In his most recent statement, the President of the Kurdistan Region reaffirmed the government’s commitment to Yazidi rights and healing. He emphasized the urgent need to resettle displaced Yazidis in their original hometowns and called for the removal of armed militias using Sinjar as a strategic base. Moreover, the President urged the international community to recognize the Yazidi genocide formally and pledged to intensify efforts to free all remaining captives.
Yet despite these efforts, formidable challenges persist: reconstruction is slow, many areas remain insecure, and coordination with the federal Iraqi government is hampered by political friction. The long-delayed implementation of the 2020 Sinjar Agreement (meant to demilitarize the region, install a local Yazidi-led administration, and restore basic services) remains incomplete. Additionally, Yazidi representation in national institutions remains limited, and there is no clear, unified leadership representing their interests.
The Iraqi federal government, for its part, faces mounting criticism. Delays in compensation, weak infrastructure development in Sinjar, insufficient psychosocial support, and slow judicial progress are cited as major failures. Despite rhetorical commitments, Baghdad has yet to provide a concrete roadmap for reintegration, education, or economic recovery for the Yazidi population. Thousands remain in camps, their futures held hostage by bureaucracy and political stagnation.
Amidst these realities, one truth emerges: the Kurdistan Region has served as a lifeline to the Yazidis, not just militarily, but spiritually and administratively. It offered them sanctuary when all doors were closed, granted them political voice when they were silenced, and enshrined their tragedy in public memory. From official commemorations to memorials in Duhok and Erbil, the Yazidi cause remains central to Kurdistan’s moral compass. Time and again, its leaders have declared the Yazidi plight not as a peripheral crisis, but as an existential chapter in the Kurdish national narrative.
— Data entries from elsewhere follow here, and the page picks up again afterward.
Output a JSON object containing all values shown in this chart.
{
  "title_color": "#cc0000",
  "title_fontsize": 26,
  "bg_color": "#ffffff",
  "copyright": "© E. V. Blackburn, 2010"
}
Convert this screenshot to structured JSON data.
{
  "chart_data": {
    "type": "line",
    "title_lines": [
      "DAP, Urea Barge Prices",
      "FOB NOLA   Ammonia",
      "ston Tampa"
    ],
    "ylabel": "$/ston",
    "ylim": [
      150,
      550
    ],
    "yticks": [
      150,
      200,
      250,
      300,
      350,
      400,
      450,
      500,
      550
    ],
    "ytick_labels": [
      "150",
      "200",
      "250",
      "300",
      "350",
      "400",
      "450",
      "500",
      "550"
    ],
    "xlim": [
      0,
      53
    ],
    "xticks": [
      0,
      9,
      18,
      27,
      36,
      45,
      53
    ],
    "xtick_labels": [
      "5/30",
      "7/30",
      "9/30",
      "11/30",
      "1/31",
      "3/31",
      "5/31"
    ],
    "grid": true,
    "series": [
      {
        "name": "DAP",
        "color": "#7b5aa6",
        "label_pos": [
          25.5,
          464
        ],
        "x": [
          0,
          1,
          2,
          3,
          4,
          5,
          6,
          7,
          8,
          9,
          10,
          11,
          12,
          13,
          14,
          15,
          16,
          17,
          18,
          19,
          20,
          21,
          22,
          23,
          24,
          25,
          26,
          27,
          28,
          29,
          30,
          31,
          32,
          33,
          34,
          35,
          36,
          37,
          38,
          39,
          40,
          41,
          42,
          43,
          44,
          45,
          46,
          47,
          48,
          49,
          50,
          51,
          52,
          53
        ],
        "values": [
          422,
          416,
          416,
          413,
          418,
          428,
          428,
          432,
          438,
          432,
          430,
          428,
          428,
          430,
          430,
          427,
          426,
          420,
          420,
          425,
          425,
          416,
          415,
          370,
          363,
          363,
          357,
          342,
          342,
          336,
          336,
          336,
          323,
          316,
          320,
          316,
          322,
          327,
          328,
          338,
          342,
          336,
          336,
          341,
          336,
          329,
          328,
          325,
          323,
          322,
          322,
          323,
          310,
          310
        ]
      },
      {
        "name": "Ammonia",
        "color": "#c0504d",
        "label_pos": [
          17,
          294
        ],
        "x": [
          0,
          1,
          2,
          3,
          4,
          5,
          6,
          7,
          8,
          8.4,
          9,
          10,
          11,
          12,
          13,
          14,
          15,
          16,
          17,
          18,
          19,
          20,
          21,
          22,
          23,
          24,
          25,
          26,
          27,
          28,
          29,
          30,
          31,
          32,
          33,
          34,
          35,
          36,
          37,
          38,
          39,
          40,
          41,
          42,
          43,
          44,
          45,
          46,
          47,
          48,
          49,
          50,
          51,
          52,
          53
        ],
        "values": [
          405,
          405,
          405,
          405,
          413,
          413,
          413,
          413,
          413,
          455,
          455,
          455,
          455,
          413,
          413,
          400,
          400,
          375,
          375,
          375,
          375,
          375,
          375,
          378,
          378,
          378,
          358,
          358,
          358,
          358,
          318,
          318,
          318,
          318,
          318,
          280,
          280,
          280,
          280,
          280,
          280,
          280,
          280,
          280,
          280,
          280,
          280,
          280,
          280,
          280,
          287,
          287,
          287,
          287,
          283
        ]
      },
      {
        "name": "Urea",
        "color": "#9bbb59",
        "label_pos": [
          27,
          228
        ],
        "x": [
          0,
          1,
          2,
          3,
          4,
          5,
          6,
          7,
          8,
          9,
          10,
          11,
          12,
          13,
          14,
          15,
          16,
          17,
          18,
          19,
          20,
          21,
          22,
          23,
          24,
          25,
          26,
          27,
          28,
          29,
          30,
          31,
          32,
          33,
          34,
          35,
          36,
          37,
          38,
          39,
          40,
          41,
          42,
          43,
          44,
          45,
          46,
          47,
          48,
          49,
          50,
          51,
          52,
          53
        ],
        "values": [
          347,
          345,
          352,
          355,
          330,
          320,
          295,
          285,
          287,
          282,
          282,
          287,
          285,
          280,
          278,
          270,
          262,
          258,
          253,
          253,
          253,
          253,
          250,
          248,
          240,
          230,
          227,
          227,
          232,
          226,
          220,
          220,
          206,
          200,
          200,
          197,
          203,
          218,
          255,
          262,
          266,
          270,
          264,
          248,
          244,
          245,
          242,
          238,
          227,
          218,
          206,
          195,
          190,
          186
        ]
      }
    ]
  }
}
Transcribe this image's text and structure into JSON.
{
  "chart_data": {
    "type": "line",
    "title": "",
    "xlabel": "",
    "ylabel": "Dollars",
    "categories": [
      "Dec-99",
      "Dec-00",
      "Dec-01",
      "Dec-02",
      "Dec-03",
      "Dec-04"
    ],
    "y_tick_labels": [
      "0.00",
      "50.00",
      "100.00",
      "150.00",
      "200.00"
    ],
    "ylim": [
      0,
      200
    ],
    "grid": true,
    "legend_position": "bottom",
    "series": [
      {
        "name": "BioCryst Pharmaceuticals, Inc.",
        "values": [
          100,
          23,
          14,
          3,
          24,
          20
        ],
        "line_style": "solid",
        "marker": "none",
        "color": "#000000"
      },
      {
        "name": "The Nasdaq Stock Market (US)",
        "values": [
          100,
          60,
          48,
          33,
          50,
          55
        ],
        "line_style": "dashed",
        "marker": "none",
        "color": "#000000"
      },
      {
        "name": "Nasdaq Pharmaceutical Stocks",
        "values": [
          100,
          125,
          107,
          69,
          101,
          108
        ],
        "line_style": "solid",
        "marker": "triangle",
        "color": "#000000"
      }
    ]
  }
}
Still, Yazidis deserve more: more justice, more safety, more dignity. It is time for both the Kurdistan Region and the Iraqi federal government to establish an independent commission with full Yazidi participation to implement the Sinjar Agreement and oversee the reconstruction of their devastated lands. This must be accompanied by a transparent budget, monitored by international observers and civil society groups. Psychological rehabilitation programs, especially for survivors of sexual slavery and children born of war, must be expanded and institutionalized. Finally, Yazidis must be granted full cultural and political rights, not as guests in their homeland, but as proud citizens of a pluralistic future.
Ultimately, serving the Yazidis is not an act of charity, it is a matter of justice, of restoring what was lost and preserving what remains. The future of their community hinges on a constitution that protects, not ignores them. Only then might their tears begin to dry, and their spirits find peace not in exile, but at home, rooted in the soul of Kurdistan and the dream of a truly federal Iraq. For without that, what is citizenship but ink on paper?